Assise dans un café du Plateau, Grâce Kouamé, 22 ans, étudiante, feuillette ses photos sur Instagram et montre ses tenues. Fanci ou Hitaget pour les cours, wax hollandais pour les événements. « On mélange les gammes, on invente nos styles. Le pagne n’a plus de limite, on peut l’adapter à tout ». dit-t-elle. Un serveur de 29 ans ajoute, amusé, qu’il croise tous les jours des clients en pagne qu’il n’aurait jamais imaginé voir en tissu traditionnel auparavant. La jeunesse redéfinit le pagne comme un outil de créativité et d’expression personnelle.
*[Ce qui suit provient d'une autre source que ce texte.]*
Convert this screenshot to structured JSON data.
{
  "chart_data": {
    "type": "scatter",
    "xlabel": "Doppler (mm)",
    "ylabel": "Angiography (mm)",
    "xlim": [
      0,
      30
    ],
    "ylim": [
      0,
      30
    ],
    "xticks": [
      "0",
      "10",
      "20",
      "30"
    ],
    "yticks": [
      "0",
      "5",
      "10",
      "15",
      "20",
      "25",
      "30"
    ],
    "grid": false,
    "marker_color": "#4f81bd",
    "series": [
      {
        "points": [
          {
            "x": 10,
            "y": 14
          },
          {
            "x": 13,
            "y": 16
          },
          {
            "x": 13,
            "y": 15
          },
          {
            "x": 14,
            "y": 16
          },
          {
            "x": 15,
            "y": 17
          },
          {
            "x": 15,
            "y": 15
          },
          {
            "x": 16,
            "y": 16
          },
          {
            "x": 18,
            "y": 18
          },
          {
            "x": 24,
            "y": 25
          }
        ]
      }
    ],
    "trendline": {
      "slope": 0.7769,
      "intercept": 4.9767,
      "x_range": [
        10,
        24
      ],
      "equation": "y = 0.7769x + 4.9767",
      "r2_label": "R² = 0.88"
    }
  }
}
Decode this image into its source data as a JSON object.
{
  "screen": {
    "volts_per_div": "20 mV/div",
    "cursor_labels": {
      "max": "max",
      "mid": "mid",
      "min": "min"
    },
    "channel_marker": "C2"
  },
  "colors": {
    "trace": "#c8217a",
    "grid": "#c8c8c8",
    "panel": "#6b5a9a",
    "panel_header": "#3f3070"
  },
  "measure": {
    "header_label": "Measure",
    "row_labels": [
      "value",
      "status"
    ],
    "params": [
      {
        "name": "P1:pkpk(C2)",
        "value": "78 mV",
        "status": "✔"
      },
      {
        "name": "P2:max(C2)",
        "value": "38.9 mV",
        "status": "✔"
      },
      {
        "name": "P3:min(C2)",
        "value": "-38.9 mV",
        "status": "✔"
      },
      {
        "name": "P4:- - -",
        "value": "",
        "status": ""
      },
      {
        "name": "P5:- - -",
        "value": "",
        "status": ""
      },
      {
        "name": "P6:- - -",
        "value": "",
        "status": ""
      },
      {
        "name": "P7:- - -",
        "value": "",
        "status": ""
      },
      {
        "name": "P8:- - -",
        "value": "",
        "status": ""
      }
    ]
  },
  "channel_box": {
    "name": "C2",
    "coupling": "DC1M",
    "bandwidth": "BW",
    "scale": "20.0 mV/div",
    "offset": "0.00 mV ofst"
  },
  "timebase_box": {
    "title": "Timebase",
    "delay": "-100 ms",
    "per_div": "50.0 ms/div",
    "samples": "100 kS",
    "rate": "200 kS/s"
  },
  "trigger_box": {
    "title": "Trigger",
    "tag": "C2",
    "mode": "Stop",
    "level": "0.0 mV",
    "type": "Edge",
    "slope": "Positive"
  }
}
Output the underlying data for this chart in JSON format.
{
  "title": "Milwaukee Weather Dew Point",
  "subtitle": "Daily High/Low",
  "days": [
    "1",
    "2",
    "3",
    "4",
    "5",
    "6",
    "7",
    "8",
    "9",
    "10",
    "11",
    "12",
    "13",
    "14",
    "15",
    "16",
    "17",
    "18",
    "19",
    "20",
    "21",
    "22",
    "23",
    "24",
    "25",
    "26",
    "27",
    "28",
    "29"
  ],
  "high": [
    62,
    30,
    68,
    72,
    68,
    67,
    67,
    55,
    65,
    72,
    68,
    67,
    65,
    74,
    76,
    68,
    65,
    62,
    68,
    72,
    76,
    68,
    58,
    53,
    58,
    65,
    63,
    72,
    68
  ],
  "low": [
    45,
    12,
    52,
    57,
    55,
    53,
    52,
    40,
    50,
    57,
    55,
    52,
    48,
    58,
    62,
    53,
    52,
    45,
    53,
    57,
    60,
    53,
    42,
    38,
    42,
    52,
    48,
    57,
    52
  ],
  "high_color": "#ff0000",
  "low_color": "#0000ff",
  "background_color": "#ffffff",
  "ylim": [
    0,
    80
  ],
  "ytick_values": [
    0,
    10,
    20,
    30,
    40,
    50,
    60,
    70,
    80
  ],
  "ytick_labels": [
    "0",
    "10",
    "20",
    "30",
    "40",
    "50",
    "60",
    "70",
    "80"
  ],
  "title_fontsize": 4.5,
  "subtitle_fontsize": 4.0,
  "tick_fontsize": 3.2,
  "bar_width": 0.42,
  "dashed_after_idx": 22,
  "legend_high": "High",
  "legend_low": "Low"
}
Une économie structurée autour de la diversité du pagne
La coexistence de Fanci, Hitarget, Print et wax Côte d’Ivoire ou hollandais a profondément structuré le marché textile. Les pagnes premiers prix assurent une accessibilité massive, tandis que les pièces haut de gamme répondent à une demande de prestige et de cérémonial. Cette segmentation soutient tout le secteur, des commerçantes de marché aux ateliers de couture et aux grandes entreprises textiles. Selon les estimations des acteurs du marché, plus de 70 % des femmes urbaines portent du pagne au moins une fois par semaine, et le secteur représente environ 15 % du chiffre d’affaires vestimentaire à Abidjan. Même les plateformes en ligne locales enregistrent une croissance de 20 % par an, preuve que le pagne s’adapte à la modernité et aux nouvelles habitudes de consommation.
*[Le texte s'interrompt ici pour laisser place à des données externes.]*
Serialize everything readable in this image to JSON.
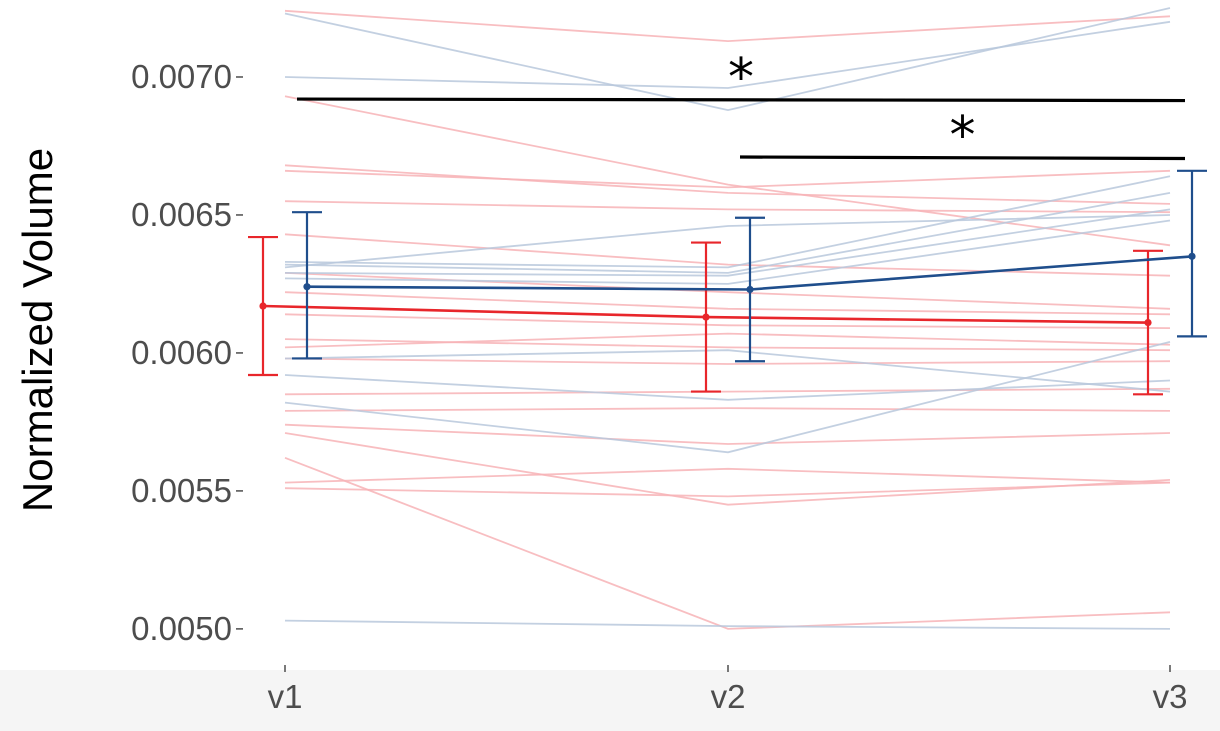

Le pagne face au recul des autres tissus
Les vêtements prêt-à-porter importés ou les textiles standardisés perdent du terrain. Le pagne séduit parce qu’il est personnalisable, adaptable et culturellement valorisé. Choisir un pagne est devenu un acte identitaire autant qu’esthétique. Comme le confie Nadège Brou, « il permet de se distinguer, d’affirmer qui l’on est, tout en restant connecté à notre culture ».
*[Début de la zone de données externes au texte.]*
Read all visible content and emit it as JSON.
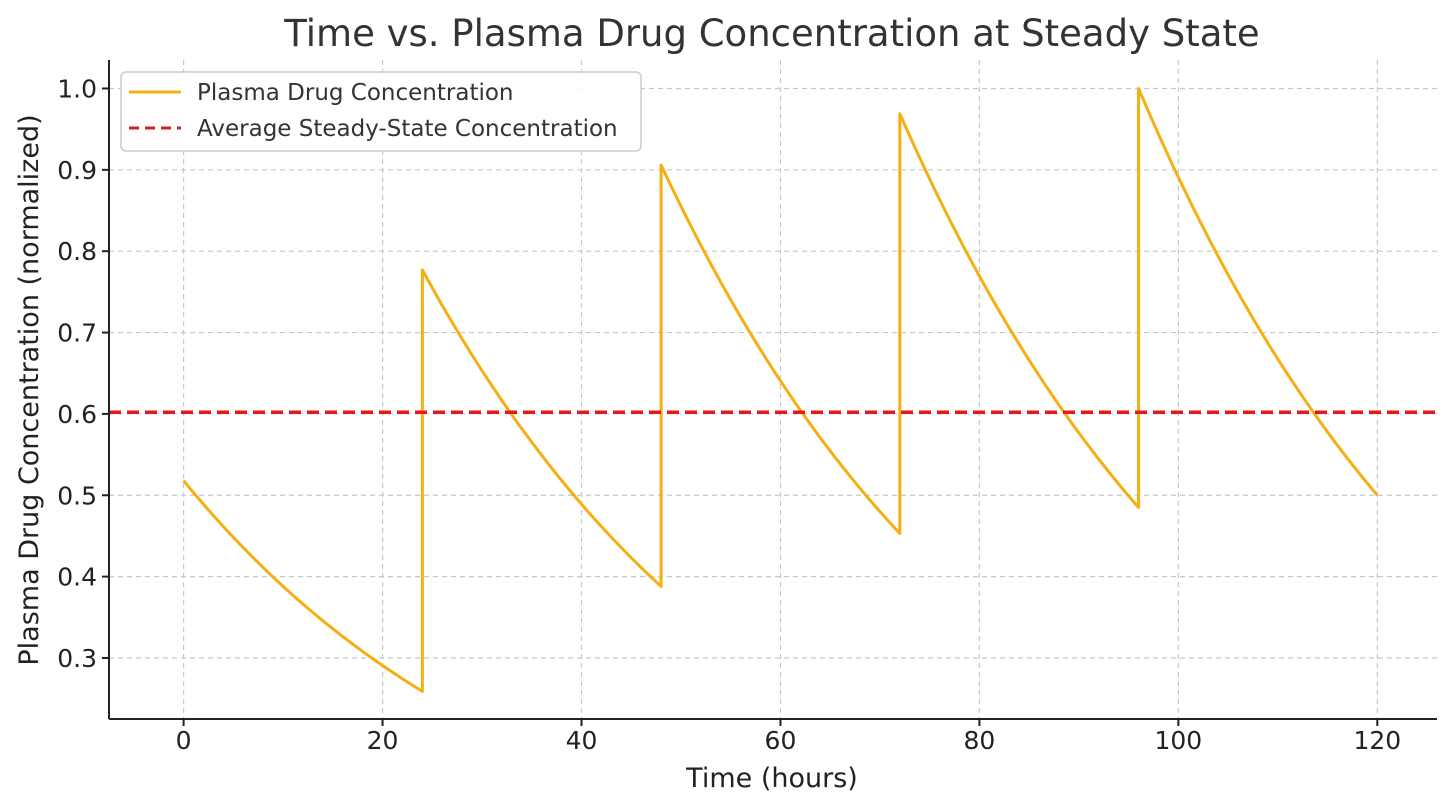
{
  "chart_data": {
    "type": "line",
    "title": "Time vs. Plasma Drug Concentration at Steady State",
    "xlabel": "Time (hours)",
    "ylabel": "Plasma Drug Concentration (normalized)",
    "xlim": [
      -7.5,
      126
    ],
    "ylim": [
      0.225,
      1.035
    ],
    "xticks": [
      0,
      20,
      40,
      60,
      80,
      100,
      120
    ],
    "xtick_labels": [
      "0",
      "20",
      "40",
      "60",
      "80",
      "100",
      "120"
    ],
    "yticks": [
      0.3,
      0.4,
      0.5,
      0.6,
      0.7,
      0.8,
      0.9,
      1.0
    ],
    "ytick_labels": [
      "0.3",
      "0.4",
      "0.5",
      "0.6",
      "0.7",
      "0.8",
      "0.9",
      "1.0"
    ],
    "grid": true,
    "legend_position": "top-left",
    "series": [
      {
        "name": "Plasma Drug Concentration",
        "color": "#F5AF12",
        "style": "solid",
        "segments": [
          {
            "t_start": 0,
            "t_end": 24,
            "c_start": 0.518,
            "c_end": 0.259
          },
          {
            "t_start": 24,
            "t_end": 48,
            "c_start": 0.777,
            "c_end": 0.388
          },
          {
            "t_start": 48,
            "t_end": 72,
            "c_start": 0.906,
            "c_end": 0.453
          },
          {
            "t_start": 72,
            "t_end": 96,
            "c_start": 0.969,
            "c_end": 0.485
          },
          {
            "t_start": 96,
            "t_end": 120,
            "c_start": 1.0,
            "c_end": 0.5
          }
        ]
      },
      {
        "name": "Average Steady-State Concentration",
        "color": "#E31A1C",
        "style": "dashed",
        "y": 0.602
      }
    ]
  }
}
Pour beaucoup, le pagne est le symbole d’une réappropriation culturelle et d’une fierté retrouvée.
Florence EDIE
Du vêtement quotidien à la pièce d’exception

Le pagne connaît une montée en gamme spectaculaire. Les robes de mariée brodées, les vestes structurées et les ensembles sophistiqués révèlent l’inventivité des stylistes ivoiriens et autres nat. Les marques comme Uniwax et Hitarget participent à cette valorisation, mettant le pagne sur les podiums et dans les collections haut de gamme. Il n’est plus seulement un héritage culturel, il est un produit de mode capable de rivaliser avec les standards internationaux.
F.EDIE
Le pagne, miroir d’une société en mouvement
Entre tradition et modernité, accessibilité et prestige, héritage et créativité, le pagne raconte l’histoire d’une société ivoirienne en mouvement. Il habille les corps, accompagne les moments de vie, traverse toutes les classes sociales et devient un langage commun. En Côte d’Ivoire, il n’est plus un simple tissu, il est devenu un marqueur d’identité et d’élégance, une fierté quotidienne et un symbole vivant de la mode ivoirienne.